Fahri Bachmid mengatakan, bahwa mendasarkan pada pertimbangan hukum MK dalam perkara nomor : Nomor 15/PUU-XX/2022 tersebut sebagaimana terdapat dlm hal : 50, angka 3.13.3, maka terdapat rumusan kaidah sekaligus mengidentifikasi beberapa kekeliruan dalam mengambil kebijakan penunjukan penjabat kepala daerah dari unsur TNI.

Dalam penjelasannya, Fahri mengatakan, ASN diisi dari Pegawai ASN dan Jabatan ASN “Tertentu” dapat diisi dari prajurit Tentara Nasional Indonesia (TNI) dan anggota Kepolisian Negara Republik Indonesia (Polri).

Pada prinsipnya Pengisian Jabatan ASN tertentu yang berasal dari prajurit TNI dan anggota Polri dilaksanakan pada Instansi “Pusat” sebagaimana diatur dalam Undang-Undang Nomor 34 Tahun 2004 tentang Tentara Nasional Indonesia (UU 34/2004) dan Undang-Undang Nomor 2 Tahun 2002 tentang Kepolisian Negara Republik Indonesia (UU 2/2002) [vide Pasal 20 ayat (1) dan ayat (2) UU 5/2014].

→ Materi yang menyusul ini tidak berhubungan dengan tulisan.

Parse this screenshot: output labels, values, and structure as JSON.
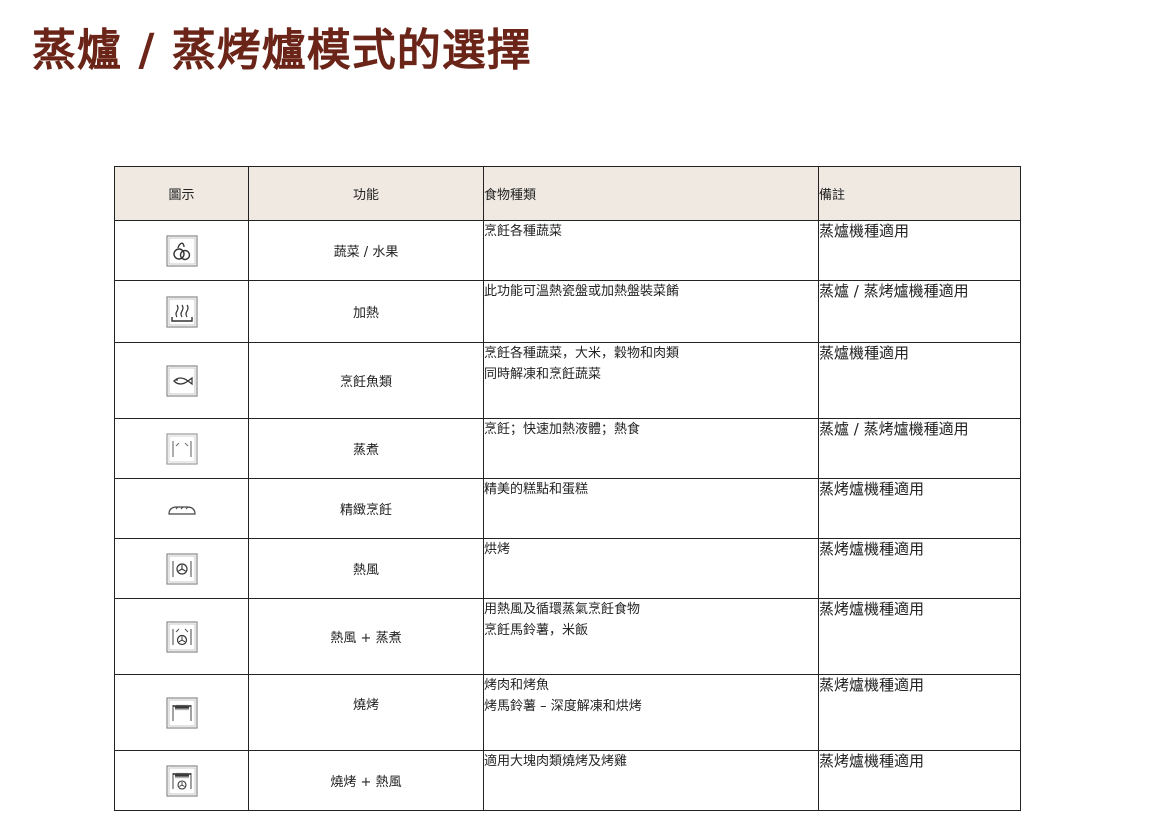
{
  "title": "蒸爐 / 蒸烤爐模式的選擇",
  "table": {
    "headers": {
      "icon": "圖示",
      "function": "功能",
      "food": "食物種類",
      "note": "備註"
    },
    "rows": [
      {
        "icon": "vegetable-fruit-icon",
        "function": "蔬菜 / 水果",
        "food": [
          "烹飪各種蔬菜"
        ],
        "note": "蒸爐機種適用"
      },
      {
        "icon": "warming-plate-icon",
        "function": "加熱",
        "food": [
          "此功能可溫熱瓷盤或加熱盤裝菜餚"
        ],
        "note": "蒸爐 / 蒸烤爐機種適用"
      },
      {
        "icon": "fish-icon",
        "function": "烹飪魚類",
        "food": [
          "烹飪各種蔬菜，大米，穀物和肉類",
          "同時解凍和烹飪蔬菜"
        ],
        "note": "蒸爐機種適用"
      },
      {
        "icon": "steam-icon",
        "function": "蒸煮",
        "food": [
          "烹飪；快速加熱液體；熱食"
        ],
        "note": "蒸爐 / 蒸烤爐機種適用"
      },
      {
        "icon": "bread-icon",
        "function": "精緻烹飪",
        "food": [
          "精美的糕點和蛋糕"
        ],
        "note": "蒸烤爐機種適用"
      },
      {
        "icon": "fan-icon",
        "function": "熱風",
        "food": [
          "烘烤"
        ],
        "note": "蒸烤爐機種適用"
      },
      {
        "icon": "fan-steam-icon",
        "function": "熱風 + 蒸煮",
        "food": [
          "用熱風及循環蒸氣烹飪食物",
          "烹飪馬鈴薯，米飯"
        ],
        "note": "蒸烤爐機種適用"
      },
      {
        "icon": "grill-icon",
        "function": "燒烤",
        "food": [
          "烤肉和烤魚",
          "烤馬鈴薯 – 深度解凍和烘烤"
        ],
        "note": "蒸烤爐機種適用"
      },
      {
        "icon": "grill-fan-icon",
        "function": "燒烤 + 熱風",
        "food": [
          "適用大塊肉類燒烤及烤雞"
        ],
        "note": "蒸烤爐機種適用"
      }
    ]
  }
}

Jika merujuk pada ketentuan Pasal 47 UU 34/2004 ditentukan pada pokoknya prajurit TNI hanya dapat menduduki jabatan sipil setelah mengundurkan diri atau pensiun dari dinas aktif keprajuritan.

“Maknanya adalah Lingkungan jabatan publik apa saja, baik pada tingkat pusat maupun daerah tidak dilarang, oleh karena status aktif sebagai prajurit telah di nonaktifkan, sehingga yang bersangkutan berhak untuk menduduki jabatan-jabatan itu, sepanjang memenuhi syarat sesuai ketentuan peraturan perundang-undangan yang berlaku,” ungkap Fahri.

Sementara itu, prajurit TNI aktif dapat menduduki jabatan pada kantor yang membidangi :
a. Koordinator bidang Politik dan Keamanan Negara; b. Pertahanan Negara; c. Sekretaris Militer Presiden; d. Intelijen Negara; e. Sandi Negara; f. Lembaga Ketahanan Nasional; g. Dewan Pertahanan Nasional; h. Search and Rescue (SAR) Nasional; i. Narkotika Nasional; dan j. Mahkamah Agung RI.